Our results in terms of the toxicity of both therapies are very similar to the results obtained in a similar population in Slovenia. In the Mesti report presenting Slovenian data, more AEs were reported, 83% for V and 63% for V + C, respectively, and while the percentages of AE G3 and above were similar to those observed in our population, they constituted only 17% of AEs in group V and only 6% in the V + C group (in Poland, 13% vs 13.5%, respectively) [14]. In a study focusing on the safety of vemurafenib in clinical practice, the number of registered AEs was also lower than in clinical trials of this drug as monotherapy (BRIM-3). Particularly large differences were found in AE G3–G4 (37% vs 74% BRIM-3), but a similar percentage of patients discontinued treatment due to AEs (7% vs 7% BRIM-3) [17, 23, 24]. Significant differences in the number of registered AEs in our study and other real-world studies compared with the coBRIM study may result largely from different monitoring guidelines of patients undergoing treatment in routine clinical practice compared with the trial. In the coBRIM study, each patient underwent a thorough cardiological, ophthalmological, and dermatological evaluation on the day of the initiation of treatment, on the first day of the second cycle, and then every three cycles. Echocardiography and specialist ophthalmological examination with optical coherence tomography allowed the detection of a decrease in LVEF and ophthalmic disorders that were clinically silent. In our patients, echocardiography and ophthalmological examination were performed prior to treatment, and then only in case of clinical symptoms. Thus, no clinically silent cardiological and ophthalmic AEs were detected.

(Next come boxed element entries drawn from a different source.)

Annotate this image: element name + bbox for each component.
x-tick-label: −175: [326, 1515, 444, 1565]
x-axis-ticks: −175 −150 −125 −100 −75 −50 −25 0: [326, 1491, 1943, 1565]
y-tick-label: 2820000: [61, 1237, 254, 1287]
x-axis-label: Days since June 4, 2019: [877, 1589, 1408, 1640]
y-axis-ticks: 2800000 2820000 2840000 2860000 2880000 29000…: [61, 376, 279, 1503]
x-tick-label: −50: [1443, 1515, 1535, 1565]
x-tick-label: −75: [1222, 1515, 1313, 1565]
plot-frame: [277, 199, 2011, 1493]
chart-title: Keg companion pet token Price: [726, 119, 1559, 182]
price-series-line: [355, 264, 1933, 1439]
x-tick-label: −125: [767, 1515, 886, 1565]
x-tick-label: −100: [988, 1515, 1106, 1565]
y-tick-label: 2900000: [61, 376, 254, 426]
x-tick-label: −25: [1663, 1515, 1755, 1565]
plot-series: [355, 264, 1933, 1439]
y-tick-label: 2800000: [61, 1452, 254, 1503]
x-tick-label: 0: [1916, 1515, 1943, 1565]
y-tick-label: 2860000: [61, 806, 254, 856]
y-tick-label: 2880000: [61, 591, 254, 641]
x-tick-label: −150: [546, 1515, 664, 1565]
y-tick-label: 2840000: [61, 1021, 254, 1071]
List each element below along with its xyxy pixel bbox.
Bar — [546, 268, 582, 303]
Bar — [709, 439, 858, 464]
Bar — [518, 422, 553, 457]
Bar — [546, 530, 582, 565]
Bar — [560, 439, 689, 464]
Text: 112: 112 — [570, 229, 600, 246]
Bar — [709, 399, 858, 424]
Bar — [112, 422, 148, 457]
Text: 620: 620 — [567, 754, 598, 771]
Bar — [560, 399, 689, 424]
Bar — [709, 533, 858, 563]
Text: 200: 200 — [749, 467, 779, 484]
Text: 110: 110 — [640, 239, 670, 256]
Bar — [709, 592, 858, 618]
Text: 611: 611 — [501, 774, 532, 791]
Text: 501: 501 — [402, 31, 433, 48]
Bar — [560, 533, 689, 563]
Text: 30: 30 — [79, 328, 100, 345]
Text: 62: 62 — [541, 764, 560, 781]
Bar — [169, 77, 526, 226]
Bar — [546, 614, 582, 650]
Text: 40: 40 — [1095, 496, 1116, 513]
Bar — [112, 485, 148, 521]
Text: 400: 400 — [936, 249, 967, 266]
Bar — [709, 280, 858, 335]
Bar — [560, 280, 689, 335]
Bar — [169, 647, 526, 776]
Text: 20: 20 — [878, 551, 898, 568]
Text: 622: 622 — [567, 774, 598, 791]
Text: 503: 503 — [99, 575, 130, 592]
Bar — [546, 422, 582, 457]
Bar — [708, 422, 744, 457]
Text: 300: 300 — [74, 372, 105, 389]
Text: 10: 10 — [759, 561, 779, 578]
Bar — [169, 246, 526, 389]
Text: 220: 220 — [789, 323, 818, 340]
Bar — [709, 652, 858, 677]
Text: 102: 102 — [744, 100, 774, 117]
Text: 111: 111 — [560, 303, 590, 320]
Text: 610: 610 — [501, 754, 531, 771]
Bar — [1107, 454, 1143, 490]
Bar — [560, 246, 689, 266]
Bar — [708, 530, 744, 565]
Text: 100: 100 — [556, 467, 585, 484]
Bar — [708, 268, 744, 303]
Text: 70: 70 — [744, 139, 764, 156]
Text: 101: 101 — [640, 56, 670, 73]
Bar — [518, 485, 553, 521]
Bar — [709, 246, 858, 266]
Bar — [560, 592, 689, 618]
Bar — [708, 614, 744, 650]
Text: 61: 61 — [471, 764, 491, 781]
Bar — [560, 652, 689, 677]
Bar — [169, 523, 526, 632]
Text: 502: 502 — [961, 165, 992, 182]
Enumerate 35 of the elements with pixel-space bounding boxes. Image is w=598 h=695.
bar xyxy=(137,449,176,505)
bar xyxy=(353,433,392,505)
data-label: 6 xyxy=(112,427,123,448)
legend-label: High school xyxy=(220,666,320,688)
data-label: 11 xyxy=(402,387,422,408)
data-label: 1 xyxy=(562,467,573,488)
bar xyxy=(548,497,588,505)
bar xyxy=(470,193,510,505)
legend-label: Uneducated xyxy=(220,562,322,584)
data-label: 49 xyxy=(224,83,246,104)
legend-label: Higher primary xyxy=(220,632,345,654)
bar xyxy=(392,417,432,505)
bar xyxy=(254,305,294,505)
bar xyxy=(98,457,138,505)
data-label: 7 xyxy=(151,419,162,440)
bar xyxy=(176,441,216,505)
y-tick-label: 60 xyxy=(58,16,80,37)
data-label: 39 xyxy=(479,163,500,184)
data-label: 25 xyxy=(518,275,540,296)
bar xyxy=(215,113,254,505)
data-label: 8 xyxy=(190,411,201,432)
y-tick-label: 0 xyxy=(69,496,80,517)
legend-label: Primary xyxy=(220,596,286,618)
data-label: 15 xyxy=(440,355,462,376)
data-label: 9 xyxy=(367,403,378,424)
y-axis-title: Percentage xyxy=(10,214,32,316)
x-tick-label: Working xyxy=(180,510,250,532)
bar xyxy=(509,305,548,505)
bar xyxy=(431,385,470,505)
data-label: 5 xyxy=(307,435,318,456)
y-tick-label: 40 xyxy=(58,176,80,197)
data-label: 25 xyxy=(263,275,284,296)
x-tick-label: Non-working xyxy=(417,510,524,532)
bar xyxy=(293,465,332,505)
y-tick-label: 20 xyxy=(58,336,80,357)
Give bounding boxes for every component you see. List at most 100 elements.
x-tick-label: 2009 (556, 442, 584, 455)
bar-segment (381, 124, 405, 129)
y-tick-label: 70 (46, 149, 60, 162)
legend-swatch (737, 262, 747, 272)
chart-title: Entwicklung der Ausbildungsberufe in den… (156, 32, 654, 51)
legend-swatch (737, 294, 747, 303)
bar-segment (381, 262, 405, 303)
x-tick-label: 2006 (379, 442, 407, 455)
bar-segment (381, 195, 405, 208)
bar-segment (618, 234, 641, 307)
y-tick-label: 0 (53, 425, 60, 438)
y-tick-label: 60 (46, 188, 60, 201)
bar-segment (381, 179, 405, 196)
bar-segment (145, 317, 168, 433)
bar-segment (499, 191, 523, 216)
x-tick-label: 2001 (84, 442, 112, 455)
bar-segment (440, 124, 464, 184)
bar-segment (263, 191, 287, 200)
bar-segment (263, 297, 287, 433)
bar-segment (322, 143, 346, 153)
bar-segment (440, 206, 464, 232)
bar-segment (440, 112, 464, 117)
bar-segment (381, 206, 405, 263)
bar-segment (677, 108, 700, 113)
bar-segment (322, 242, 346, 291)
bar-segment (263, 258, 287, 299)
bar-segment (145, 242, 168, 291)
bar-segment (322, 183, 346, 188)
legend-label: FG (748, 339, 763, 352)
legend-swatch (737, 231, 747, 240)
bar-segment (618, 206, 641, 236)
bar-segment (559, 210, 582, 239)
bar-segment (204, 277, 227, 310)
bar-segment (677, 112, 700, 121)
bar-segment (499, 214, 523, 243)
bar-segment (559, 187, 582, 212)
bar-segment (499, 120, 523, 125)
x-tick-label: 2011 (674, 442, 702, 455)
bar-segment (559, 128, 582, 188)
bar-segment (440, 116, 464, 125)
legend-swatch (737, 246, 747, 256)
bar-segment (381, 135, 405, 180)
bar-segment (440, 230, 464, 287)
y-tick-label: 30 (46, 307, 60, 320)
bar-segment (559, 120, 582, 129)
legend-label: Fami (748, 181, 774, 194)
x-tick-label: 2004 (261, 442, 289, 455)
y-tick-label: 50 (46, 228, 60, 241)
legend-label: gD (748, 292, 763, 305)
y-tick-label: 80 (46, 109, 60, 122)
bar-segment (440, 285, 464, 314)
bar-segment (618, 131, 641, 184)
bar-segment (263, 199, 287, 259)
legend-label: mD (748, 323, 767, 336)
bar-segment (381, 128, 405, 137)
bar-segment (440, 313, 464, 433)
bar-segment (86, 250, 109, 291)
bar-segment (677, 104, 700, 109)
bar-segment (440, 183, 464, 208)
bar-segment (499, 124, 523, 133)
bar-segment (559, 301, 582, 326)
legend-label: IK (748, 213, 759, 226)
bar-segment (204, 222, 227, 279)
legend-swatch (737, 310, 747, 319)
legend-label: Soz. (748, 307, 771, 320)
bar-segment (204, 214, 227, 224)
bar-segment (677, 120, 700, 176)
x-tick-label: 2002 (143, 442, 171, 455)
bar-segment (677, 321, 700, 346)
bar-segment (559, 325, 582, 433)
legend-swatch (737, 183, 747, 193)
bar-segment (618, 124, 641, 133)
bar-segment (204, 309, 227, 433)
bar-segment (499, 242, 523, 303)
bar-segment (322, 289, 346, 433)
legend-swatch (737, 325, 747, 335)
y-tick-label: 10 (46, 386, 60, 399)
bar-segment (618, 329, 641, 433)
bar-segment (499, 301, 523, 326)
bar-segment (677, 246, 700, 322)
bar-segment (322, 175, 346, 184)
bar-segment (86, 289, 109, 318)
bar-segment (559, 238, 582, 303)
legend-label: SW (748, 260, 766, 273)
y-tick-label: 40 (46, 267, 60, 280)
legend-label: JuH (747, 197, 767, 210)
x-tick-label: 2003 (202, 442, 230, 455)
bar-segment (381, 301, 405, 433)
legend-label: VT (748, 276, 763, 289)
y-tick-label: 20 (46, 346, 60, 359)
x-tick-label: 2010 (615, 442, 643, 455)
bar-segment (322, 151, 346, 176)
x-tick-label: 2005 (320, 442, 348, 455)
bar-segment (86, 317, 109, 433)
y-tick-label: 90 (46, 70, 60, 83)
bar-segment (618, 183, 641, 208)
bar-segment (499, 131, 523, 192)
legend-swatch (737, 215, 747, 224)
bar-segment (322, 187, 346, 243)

A limitation of our work is the retrospective nature, which can cause recall bias and consequently under-reporting of AEs, but an undoubted advantage of our work is the large number of patients included in the analysis and the patients' profile reflecting the real-world population of patients with metastatic melanoma. Long-term follow-up is also a great advantage, as it provides information about the usually small but very important group of patients who obtain long-term benefits from treatment. What is especially important is that the addition of a MEK kinase inhibitor allowed for the improvement of survival rates without increasing the toxicity of the treatment.

5 Conclusions

These analyses confirmed significant improvements in the results of treatment with V + C therapy over V monotherapy in patients with unresectable and/or metastatic BRAF-mutated melanoma. In the V + C group, more CRs were achieved. Furthermore, in routine practice, no major increase in the toxicity of combination therapy is demonstrated compared with monotherapy.